When I was a kid living in PA my dad would take all the ground meat from any deer that we got to a guy that would make us a smoked sausage.  When we got it back we would hang it up in the basement or attic and let it dry for several weeks until the outside was all black and ugly looking.  I used to like it when the inside was still just a little pink and not completely dried out.  I remember it had anise or fennel in it, but no idea where else to start.  The guy no longer does this and we cannot get any details on his recipe.  is there a name for this specific type of sausage that you hang to dry?

I have tried a few times to recreate it, but it didn't turn out very well.
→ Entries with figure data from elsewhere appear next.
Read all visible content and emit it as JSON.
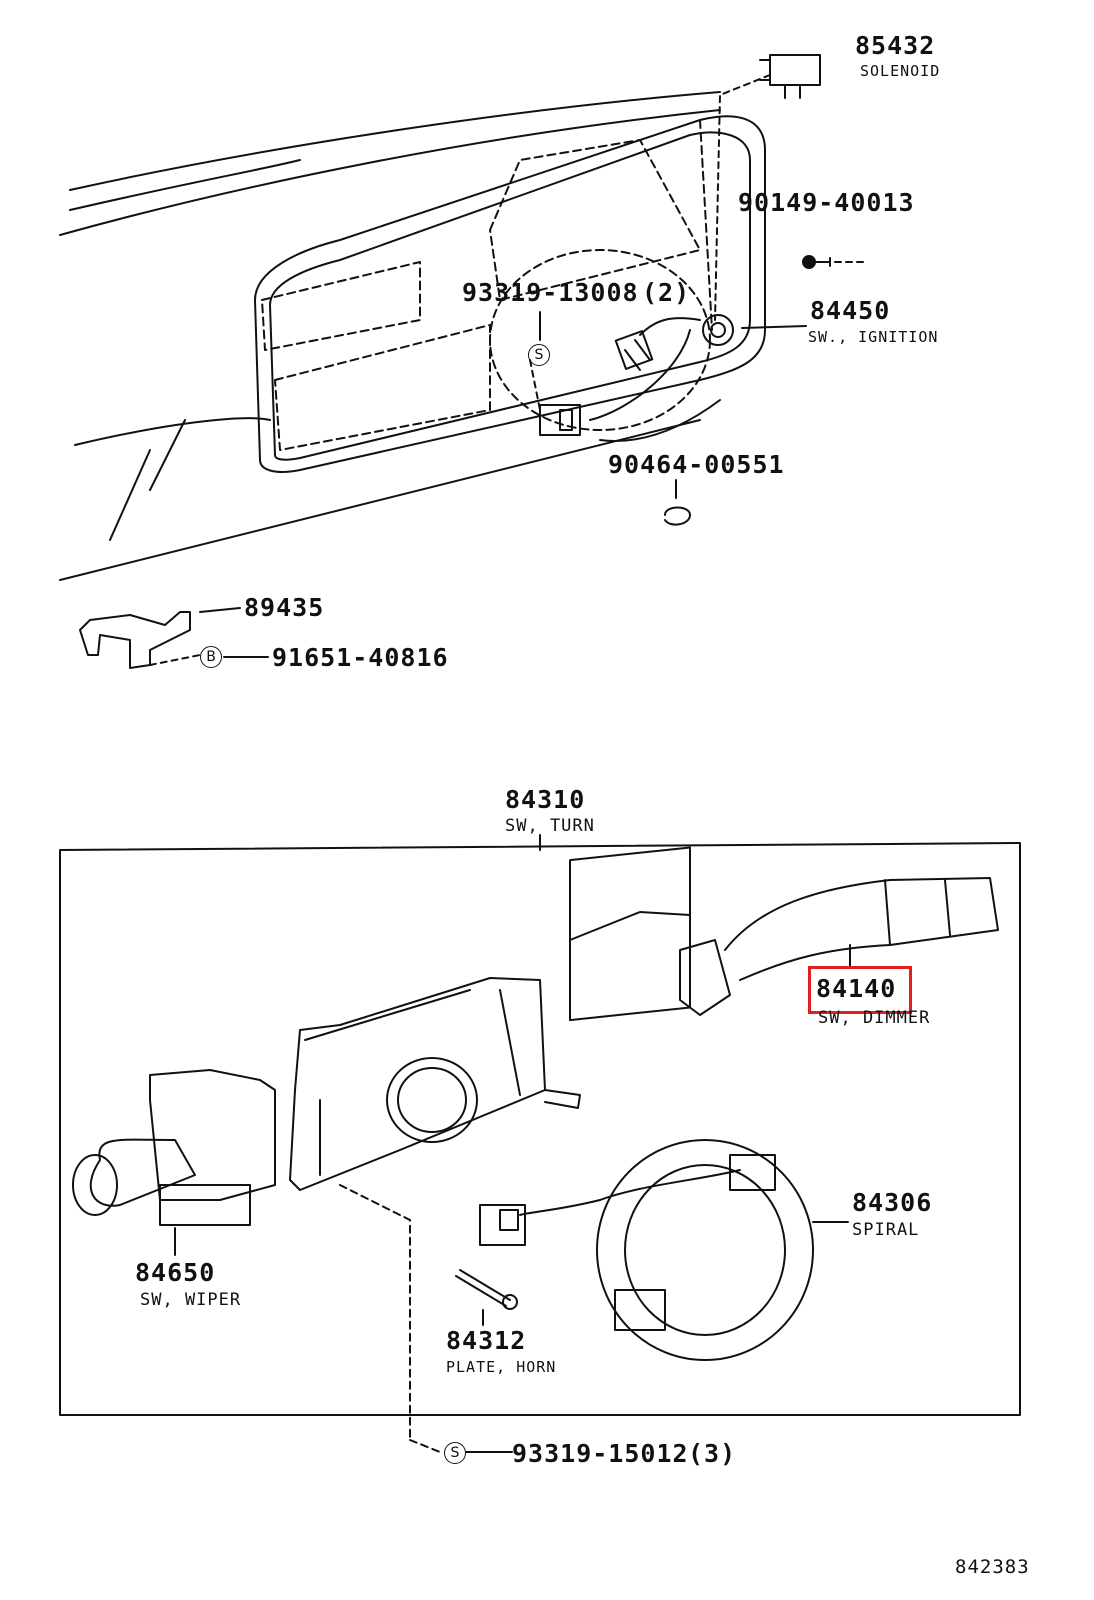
{
  "parts": {
    "p85432": {
      "number": "85432",
      "name": "SOLENOID"
    },
    "p90149": {
      "number": "90149-40013"
    },
    "p93319a": {
      "number": "93319-13008",
      "qty": "(2)",
      "marker": "S"
    },
    "p84450": {
      "number": "84450",
      "name": "SW., IGNITION"
    },
    "p90464": {
      "number": "90464-00551"
    },
    "p89435": {
      "number": "89435"
    },
    "p91651": {
      "number": "91651-40816",
      "marker": "B"
    },
    "p84310": {
      "number": "84310",
      "name": "SW, TURN"
    },
    "p84140": {
      "number": "84140",
      "name": "SW, DIMMER"
    },
    "p84306": {
      "number": "84306",
      "name": "SPIRAL"
    },
    "p84650": {
      "number": "84650",
      "name": "SW, WIPER"
    },
    "p84312": {
      "number": "84312",
      "name": "PLATE, HORN"
    },
    "p93319b": {
      "number": "93319-15012",
      "qty": "(3)",
      "marker": "S"
    }
  },
  "diagram_id": "842383",
  "highlight": {
    "target": "84140",
    "color": "#e02020"
  }
}
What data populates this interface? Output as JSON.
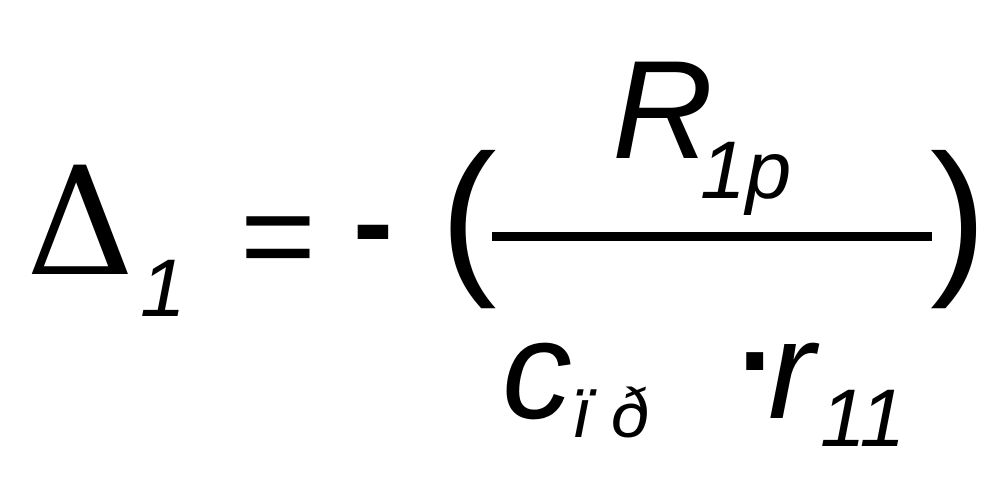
{
  "formula": {
    "lhs_symbol": "Δ",
    "lhs_subscript": "1",
    "equals": "=",
    "minus": "-",
    "open_paren": "(",
    "close_paren": ")",
    "numerator_symbol": "R",
    "numerator_subscript": "1p",
    "denominator_symbol_1": "c",
    "denominator_subscript_1": "ï ð",
    "multiply_dot": "·",
    "denominator_symbol_2": "r",
    "denominator_subscript_2": "11"
  }
}
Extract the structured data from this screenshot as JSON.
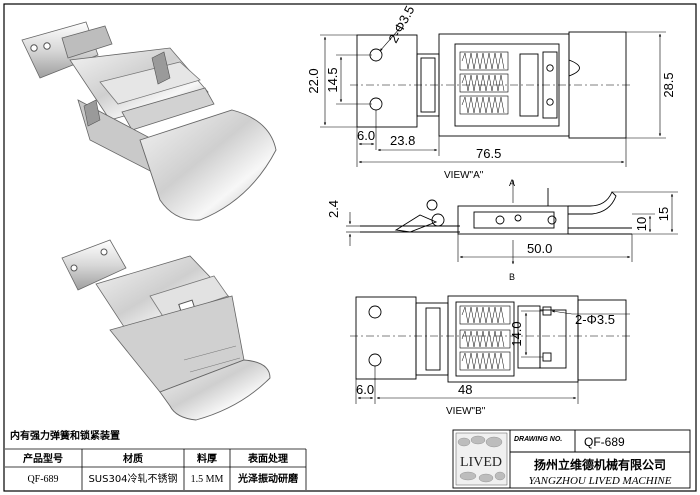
{
  "dimensions": {
    "holes_top": "2-Φ3.5",
    "overall_height": "22.0",
    "hole_spacing": "14.5",
    "right_height": "28.5",
    "edge_offset_a": "6.0",
    "hole_to_body": "23.8",
    "overall_length": "76.5",
    "thickness": "2.4",
    "height_10": "10",
    "height_15": "15",
    "side_length": "50.0",
    "holes_bottom": "2-Φ3.5",
    "keeper_spacing": "14.0",
    "edge_offset_b": "6.0",
    "view_b_length": "48"
  },
  "views": {
    "view_a": "VIEW\"A\"",
    "view_b": "VIEW\"B\"",
    "arrow_a": "A",
    "arrow_b": "B"
  },
  "spec_table": {
    "note": "内有强力弹簧和锁紧装置",
    "headers": [
      "产品型号",
      "材质",
      "料厚",
      "表面处理"
    ],
    "values": [
      "QF-689",
      "SUS304冷轧不锈钢",
      "1.5 MM",
      "光泽振动研磨"
    ]
  },
  "title_block": {
    "drawing_no_label": "DRAWING NO.",
    "drawing_no": "QF-689",
    "logo_text": "LIVED",
    "company_cn": "扬州立维德机械有限公司",
    "company_en": "YANGZHOU LIVED MACHINE"
  }
}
I have no idea what the venison to pork ration should be, if I have to heat this type of sausage up to a specific temp, etc... 

I have not been able to find any recipes for how to make anything like this.

Is there anyone out there that is familiar with what I am talking about and may be able to point me to a recipe on how to make a sausage similar to this?  I used to love this stuff, and I am hoping someone can give me some guidance on how to make something similar.  Also, now I live in TN.  Will I have any problems drying this stuff out since the weather is not as cold here, or just hang it in the attic and maybe give it a little longer to dry?

I just completed a better smoker for sausage making so I am really looking forward to giving it a try again.

any help is greatly appreciated.


----------



## pops6927 (Oct 5, 2012)

I think Nepas would be the person to ask as he is a semi-dry sausage maker KING and knows many recipes.  I can give him a shout and see if he can stop in and provide some guidance, ok?

PM sent!


----------



## rinker312 (Oct 5, 2012)

That would be great, thanks for hte help.


----------



## boykjo (Oct 5, 2012)

He might have made some venison landjaeger..........

http://honest-food.net/wild-game/venison-recipes/burger-meatball-recipes/venison-landjaeger/

Joe


----------



## diggingdogfarm (Oct 5, 2012)

rinker312 said:


> Is there anyone out there that is familiar with what I am talking about and may be able to point me to a recipe on how to make a sausage similar to this?



Sounds like Venison Salami Finocchiona (Fennel Salami).

Here's a recipe that could easily be converted to venison......

http://www.wedlinydomowe.com/sausage-recipes/salami-finocchiona

And info on fermenting sausages.....

http://www.wedlinydomowe.com/sausage-types/fermented-sausage


~Martin


----------



## rinker312 (Oct 5, 2012)

I don't think it is Landjaeger or Salami although thanks for the links I plan on trying some different stuff this year and will hold on to these links.  Searching around on the web looking at pictures I found the web site below that has a product that looks similar to what he used to make.  they just called it Dried venison ring.

http://www.venisonworld.com/product.asp?productID=14064


----------



## diggingdogfarm (Oct 5, 2012)

Yep, looks like the dried venison salami we used to make. :biggrin:


~Martin


----------



## BGKYSmoker (Oct 6, 2012)

What you show in the link is dried ring using cure #2. Landjaeger can be done in rings or loops. I lived in NEPA and did dried venison & elk. Gimme a couple days to look thru my recipes.


----------



## rinker312 (Oct 6, 2012)

That would be great. Thanks for your help


----------



## rinker312 (Oct 31, 2012)

NEPAS, just wondering if you were ever able to run down a recipe for this? 

Thanks for your help.


----------